Rapid Synergy: Sells properties in Perak for RM7m gain. Precision tool-making company Rapid Synergy has disposed of 6,653/10,000 undivided share of a parcel of land in Manjung, Perak, measuring 303,487sqft, to Yokado SB for RM22.89m cash. The parcel of land comes together with a one-storey commercial shopping complex and a one-storey temporary building comprising a futsal court and a commercial lot. (The Edge )

OneTech Solutions: Board dismisses major shareholder's requisition for EGM to limit directors' salary, re-audit financials. Software solutions provider OneTech Solutions Holdings, a LEAP Market listee, has dismissed its major shareholder's requisition for an EGM to vote on four resolutions, including salary and benefit limits for directors and the managing director, and to re-audit the group's financials, saying the requested meeting and proposed resolutions are invalid and so cannot be held or tabled. (The Edge)

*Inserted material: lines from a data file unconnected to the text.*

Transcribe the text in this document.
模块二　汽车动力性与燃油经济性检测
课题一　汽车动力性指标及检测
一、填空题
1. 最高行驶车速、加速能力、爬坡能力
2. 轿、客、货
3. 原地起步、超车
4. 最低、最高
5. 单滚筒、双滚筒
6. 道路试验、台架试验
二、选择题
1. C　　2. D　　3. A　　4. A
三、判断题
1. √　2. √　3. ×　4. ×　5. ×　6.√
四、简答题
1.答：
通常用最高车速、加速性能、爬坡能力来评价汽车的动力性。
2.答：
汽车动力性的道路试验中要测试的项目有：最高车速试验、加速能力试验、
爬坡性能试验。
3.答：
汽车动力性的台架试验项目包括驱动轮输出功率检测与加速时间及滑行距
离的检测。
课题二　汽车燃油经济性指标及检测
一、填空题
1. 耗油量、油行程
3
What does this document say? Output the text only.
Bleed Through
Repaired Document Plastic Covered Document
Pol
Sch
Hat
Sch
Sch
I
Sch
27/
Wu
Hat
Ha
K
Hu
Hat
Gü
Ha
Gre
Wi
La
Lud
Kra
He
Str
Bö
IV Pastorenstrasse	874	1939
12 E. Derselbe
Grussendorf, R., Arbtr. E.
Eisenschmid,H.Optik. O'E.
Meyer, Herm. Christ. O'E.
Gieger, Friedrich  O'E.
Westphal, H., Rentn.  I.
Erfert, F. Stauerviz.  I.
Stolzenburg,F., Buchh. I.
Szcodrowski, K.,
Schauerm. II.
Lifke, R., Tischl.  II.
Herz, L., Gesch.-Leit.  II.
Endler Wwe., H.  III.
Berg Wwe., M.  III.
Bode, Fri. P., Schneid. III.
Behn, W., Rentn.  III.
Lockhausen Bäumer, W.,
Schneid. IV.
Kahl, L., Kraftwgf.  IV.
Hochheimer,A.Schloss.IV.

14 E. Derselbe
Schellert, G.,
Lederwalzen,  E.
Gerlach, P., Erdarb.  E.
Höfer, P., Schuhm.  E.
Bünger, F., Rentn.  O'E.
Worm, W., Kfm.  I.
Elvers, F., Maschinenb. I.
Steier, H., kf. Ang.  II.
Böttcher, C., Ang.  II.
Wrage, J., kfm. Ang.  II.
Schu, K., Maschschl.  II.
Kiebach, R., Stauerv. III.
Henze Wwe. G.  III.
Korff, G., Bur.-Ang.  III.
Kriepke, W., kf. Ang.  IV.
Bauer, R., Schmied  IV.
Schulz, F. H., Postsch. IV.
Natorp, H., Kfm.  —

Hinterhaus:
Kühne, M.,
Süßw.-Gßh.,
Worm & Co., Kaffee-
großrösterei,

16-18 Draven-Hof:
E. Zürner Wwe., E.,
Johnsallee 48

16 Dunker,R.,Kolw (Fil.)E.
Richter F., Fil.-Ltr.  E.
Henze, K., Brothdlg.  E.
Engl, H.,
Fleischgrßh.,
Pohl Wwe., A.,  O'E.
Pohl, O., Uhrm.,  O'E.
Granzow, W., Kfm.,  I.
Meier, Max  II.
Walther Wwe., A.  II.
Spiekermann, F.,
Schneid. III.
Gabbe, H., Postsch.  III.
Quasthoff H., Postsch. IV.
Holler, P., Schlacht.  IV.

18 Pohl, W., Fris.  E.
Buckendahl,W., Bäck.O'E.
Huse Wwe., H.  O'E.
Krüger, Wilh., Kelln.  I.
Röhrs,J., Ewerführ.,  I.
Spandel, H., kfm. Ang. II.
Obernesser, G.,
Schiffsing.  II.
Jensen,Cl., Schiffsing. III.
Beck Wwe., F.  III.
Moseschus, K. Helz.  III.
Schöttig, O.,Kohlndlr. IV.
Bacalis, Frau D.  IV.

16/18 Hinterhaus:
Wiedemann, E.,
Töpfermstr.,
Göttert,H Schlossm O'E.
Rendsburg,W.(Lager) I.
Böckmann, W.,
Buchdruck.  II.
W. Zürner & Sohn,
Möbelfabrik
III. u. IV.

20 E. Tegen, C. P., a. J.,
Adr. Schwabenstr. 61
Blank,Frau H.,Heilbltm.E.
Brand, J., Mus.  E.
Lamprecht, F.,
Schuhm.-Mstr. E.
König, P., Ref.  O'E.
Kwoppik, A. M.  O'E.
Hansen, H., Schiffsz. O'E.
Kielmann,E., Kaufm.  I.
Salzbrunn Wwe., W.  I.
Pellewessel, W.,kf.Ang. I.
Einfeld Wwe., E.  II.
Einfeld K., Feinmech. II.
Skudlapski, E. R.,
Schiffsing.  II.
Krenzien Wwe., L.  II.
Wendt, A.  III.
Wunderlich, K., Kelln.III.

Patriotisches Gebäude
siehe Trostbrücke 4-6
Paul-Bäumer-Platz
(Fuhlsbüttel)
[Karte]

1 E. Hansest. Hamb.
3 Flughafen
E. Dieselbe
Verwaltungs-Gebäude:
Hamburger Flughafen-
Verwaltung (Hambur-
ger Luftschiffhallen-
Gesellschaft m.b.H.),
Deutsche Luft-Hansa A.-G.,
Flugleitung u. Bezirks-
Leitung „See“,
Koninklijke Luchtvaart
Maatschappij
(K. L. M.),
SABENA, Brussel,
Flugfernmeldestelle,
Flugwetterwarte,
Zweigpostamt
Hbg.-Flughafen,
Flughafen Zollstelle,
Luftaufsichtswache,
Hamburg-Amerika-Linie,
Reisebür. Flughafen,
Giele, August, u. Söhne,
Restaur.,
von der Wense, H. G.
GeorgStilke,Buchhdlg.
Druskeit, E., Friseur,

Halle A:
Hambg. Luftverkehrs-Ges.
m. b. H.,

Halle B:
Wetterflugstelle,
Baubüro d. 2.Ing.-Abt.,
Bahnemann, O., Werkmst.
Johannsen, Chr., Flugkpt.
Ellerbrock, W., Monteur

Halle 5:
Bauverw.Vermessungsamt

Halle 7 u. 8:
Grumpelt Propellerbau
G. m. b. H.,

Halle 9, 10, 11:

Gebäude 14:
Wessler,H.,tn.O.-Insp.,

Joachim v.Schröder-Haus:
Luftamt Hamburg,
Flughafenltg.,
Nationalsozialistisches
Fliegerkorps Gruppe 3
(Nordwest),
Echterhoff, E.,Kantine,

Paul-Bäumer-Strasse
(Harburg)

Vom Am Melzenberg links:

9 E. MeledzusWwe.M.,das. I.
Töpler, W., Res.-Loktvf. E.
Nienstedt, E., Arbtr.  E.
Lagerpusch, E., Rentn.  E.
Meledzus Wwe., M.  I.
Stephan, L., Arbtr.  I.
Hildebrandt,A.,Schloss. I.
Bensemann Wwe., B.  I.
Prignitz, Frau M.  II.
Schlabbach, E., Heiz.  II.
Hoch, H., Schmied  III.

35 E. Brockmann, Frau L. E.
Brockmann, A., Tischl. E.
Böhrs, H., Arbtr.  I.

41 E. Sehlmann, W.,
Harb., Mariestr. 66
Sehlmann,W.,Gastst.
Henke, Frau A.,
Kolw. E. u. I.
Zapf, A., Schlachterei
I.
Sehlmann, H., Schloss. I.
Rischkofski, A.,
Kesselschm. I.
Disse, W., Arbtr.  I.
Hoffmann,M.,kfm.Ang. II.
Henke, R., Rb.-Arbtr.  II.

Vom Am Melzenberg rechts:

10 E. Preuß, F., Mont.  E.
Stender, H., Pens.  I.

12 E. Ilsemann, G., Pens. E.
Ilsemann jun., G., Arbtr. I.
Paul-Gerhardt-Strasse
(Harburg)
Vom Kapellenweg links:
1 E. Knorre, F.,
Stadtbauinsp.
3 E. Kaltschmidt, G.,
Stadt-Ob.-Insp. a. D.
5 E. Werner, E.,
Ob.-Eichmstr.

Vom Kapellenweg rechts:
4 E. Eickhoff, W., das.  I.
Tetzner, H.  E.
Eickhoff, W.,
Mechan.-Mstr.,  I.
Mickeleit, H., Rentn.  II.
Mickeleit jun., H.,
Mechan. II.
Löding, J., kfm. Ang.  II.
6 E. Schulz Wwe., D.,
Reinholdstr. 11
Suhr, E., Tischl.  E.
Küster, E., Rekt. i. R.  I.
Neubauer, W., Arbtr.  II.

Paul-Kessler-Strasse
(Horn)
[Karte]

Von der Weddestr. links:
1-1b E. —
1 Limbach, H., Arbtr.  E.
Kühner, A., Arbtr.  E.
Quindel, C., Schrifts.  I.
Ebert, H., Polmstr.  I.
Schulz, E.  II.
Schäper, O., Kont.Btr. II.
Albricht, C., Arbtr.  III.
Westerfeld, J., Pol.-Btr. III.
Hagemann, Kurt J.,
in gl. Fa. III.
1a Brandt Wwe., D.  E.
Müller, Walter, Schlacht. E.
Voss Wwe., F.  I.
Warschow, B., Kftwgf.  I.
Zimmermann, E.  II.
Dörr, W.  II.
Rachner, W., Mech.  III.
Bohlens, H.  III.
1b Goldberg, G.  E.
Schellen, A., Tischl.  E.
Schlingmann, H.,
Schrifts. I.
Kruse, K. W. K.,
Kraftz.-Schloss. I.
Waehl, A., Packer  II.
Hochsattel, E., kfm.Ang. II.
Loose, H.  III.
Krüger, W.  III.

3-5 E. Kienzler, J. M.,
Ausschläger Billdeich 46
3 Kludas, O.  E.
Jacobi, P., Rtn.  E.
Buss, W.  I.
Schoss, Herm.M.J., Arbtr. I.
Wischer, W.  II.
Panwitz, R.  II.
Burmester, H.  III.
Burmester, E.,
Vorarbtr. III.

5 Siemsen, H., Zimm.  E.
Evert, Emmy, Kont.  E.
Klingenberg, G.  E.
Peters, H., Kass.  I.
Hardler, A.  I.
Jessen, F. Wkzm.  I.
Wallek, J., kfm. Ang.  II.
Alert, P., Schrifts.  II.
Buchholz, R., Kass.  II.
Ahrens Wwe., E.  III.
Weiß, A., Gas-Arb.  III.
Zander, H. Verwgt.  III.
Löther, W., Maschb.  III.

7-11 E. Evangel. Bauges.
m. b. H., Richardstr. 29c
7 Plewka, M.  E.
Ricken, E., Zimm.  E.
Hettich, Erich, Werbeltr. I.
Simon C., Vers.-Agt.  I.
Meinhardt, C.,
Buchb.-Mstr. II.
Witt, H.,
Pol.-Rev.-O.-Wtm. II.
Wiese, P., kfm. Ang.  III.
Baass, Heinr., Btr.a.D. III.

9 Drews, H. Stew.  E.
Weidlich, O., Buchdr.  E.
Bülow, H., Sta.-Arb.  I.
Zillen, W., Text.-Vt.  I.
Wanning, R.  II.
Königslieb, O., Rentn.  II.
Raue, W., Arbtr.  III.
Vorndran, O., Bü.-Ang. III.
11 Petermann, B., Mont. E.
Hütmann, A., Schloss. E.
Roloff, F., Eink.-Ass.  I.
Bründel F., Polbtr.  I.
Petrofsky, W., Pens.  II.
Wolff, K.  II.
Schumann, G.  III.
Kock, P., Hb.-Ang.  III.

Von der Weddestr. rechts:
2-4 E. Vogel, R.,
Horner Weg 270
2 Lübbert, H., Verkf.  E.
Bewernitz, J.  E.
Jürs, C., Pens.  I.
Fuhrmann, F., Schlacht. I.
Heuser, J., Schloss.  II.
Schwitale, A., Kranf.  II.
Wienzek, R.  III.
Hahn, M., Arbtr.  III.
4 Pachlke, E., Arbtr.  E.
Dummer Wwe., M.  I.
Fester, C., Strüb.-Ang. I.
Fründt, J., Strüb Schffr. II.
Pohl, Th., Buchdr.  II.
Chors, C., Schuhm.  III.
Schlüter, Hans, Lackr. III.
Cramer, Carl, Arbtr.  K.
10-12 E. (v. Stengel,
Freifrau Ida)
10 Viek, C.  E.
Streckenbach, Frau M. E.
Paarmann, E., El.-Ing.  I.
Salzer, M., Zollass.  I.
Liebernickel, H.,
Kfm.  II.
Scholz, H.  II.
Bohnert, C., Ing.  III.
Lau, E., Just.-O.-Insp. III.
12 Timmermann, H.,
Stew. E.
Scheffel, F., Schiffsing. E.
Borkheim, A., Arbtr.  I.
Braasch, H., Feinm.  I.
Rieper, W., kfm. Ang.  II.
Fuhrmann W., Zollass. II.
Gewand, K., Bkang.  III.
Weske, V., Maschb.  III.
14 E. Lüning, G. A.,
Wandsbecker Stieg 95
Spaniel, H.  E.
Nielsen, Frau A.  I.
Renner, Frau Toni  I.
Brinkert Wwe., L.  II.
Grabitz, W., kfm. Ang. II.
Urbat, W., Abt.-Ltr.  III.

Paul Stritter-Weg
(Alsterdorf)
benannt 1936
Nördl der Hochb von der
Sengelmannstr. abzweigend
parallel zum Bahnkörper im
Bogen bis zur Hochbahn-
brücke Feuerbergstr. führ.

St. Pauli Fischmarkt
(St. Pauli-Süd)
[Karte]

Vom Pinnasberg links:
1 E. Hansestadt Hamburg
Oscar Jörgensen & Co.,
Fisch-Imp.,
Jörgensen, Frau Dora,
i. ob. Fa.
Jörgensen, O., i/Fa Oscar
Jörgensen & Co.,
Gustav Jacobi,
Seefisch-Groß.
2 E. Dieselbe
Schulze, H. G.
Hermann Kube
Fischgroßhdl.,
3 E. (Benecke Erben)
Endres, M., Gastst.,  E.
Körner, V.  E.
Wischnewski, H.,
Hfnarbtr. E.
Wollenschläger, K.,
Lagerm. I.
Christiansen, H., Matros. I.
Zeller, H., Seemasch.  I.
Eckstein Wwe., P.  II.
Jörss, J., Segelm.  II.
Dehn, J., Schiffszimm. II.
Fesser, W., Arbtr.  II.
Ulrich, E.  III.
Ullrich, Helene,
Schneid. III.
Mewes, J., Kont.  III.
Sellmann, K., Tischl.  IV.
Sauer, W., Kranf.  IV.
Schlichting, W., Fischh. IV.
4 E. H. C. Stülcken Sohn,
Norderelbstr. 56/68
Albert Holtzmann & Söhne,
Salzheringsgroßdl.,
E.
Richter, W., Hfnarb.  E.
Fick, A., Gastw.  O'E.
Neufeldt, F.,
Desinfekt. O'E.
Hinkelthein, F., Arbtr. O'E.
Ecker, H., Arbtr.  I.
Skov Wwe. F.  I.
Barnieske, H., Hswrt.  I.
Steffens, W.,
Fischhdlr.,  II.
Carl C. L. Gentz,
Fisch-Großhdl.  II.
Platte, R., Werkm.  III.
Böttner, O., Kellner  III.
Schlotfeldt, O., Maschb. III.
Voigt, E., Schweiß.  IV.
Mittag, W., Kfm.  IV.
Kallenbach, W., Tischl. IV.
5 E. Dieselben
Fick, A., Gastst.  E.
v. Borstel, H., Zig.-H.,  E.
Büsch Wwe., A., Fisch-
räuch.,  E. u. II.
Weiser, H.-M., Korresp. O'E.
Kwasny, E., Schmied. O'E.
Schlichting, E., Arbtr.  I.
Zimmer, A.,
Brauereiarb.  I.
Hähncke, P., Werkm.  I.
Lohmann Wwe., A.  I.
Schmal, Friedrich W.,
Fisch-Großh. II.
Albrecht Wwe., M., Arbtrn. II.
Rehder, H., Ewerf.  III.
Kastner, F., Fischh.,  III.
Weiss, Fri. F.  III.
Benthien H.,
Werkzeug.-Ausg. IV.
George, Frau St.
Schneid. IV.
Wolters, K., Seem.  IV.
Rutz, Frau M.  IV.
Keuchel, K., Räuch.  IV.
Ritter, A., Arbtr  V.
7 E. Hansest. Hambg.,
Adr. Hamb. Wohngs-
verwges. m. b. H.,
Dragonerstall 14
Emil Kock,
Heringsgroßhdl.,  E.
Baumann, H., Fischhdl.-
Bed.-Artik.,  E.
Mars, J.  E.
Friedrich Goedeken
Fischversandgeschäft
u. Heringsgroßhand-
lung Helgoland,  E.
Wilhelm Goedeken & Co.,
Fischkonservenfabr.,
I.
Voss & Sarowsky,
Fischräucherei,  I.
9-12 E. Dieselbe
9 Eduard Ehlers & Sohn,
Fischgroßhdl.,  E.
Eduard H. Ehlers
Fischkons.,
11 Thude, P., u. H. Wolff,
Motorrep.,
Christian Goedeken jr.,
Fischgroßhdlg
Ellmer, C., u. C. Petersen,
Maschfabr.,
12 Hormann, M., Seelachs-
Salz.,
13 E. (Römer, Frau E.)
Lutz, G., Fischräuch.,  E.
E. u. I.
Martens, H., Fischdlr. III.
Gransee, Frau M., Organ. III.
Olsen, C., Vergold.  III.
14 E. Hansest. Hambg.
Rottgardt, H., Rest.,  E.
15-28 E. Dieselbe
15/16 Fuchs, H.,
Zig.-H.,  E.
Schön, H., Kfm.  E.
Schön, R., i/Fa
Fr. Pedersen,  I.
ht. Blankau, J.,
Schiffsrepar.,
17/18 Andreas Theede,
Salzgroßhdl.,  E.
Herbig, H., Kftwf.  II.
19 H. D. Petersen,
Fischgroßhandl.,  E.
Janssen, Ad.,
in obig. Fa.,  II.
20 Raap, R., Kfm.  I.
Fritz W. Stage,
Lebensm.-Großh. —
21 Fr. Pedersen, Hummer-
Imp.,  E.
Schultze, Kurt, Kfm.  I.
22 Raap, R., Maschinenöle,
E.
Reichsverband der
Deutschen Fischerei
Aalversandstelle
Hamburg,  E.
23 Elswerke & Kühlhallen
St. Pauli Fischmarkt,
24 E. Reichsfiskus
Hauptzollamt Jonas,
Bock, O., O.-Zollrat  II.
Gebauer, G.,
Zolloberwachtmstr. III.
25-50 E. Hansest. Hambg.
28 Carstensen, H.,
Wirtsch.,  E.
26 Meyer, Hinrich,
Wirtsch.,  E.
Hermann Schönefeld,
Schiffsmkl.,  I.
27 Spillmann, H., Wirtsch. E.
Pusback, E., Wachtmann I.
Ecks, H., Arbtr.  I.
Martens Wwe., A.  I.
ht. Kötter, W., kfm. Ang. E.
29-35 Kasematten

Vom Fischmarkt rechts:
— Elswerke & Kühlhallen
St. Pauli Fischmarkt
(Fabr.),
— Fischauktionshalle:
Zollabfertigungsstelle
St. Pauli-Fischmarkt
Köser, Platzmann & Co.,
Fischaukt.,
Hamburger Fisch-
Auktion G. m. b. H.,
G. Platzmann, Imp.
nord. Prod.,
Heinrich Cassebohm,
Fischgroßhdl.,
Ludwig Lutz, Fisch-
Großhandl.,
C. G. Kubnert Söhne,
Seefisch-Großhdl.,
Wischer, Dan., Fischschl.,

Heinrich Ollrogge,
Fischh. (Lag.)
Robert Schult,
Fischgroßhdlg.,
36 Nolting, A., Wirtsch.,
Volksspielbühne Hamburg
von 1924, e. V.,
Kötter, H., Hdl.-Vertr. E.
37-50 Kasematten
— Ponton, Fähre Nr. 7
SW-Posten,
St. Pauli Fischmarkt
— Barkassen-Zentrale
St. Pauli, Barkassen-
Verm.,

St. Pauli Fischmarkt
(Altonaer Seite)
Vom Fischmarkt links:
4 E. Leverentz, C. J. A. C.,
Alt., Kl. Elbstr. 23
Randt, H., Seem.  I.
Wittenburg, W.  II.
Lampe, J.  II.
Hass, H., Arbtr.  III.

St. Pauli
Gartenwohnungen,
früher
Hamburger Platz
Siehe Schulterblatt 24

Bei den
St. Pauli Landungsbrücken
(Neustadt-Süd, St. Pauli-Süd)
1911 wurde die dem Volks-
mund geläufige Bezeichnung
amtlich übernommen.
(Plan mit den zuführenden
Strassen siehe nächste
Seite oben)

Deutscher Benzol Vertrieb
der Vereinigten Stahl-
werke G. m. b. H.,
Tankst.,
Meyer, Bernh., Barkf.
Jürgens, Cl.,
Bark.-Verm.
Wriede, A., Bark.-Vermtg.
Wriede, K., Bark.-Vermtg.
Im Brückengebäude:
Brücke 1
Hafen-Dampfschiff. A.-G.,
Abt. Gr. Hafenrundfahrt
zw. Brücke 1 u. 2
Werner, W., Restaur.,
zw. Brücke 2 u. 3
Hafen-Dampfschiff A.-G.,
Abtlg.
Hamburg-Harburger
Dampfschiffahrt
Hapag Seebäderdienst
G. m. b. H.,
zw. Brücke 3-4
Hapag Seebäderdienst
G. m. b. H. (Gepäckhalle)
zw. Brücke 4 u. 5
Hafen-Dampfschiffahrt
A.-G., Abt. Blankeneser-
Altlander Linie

KKB Engineering: Initiates arbitration against Shapadu to resolve dispute over hook-up, commissioning projects in Sarawak. KKB Engineering said its 60.81%-owned OceanMight SB (OMSB) has initiated arbitration proceedings against Shapadu Energy Services SB, which it subcontracted to undertake certain hook-up and commissioning projects in Sarawak, to resolve a dispute between them over the projects. (The Edge)

Market Update

The FBM KLCI might open lower today after Wall Street stocks fell on Friday, as signs of weak demand from the world’s top chipmaker hit Big Tech shares. The benchmark S&P 500 dropped 1.2% on the day, while the tech-dominated Nasdaq Composite fell 1.6%. For the week, the indices shed 0.2% and 0.3%, respectively. Technology stocks led the market lower on Friday after a report that Taiwan’s TSMC had asked its major suppliers to delay the delivery of high end chipmaking equipment. Meanwhile, Europe’s region-wide Stoxx 600 index advanced 0.3%, giving up part of its earlier gains, which came as investors cheered signs that Eurozone interest rates may have peaked. The CAC 40 in Paris rose 1%, the Dax in Frankfurt added 0.6% and the FTSE 100 in London gained 0.5%. The European Central Bank on Thursday increased rates by a quarter of a percentage point to a record high of 4%, but signalled that the current level could suffice in bringing inflation back to target.

Back home, Bursa Malaysia bounced to close at its intra-day high on Friday as China’s better-than-expected latest economic data lifted regional sentiment. At the closing bell, the FBM KLCI bagged 9.45 points to 1,459.03 from Thursday’s close of 1,449.58. In the region, Hong Kong’s Hang Seng rose 0.8% and Tokyo’s Topix gained 1%. China’s CSI 300 index of Shanghai- and Shenzhen listed stocks briefly rallied following the data release before falling back to end the day down 0.7%. China’s economy has struggled to rebound after disruptive zero-Covid measures were lifted late last year, and investors are on high alert for signs that recent stimulus measures may be gaining traction.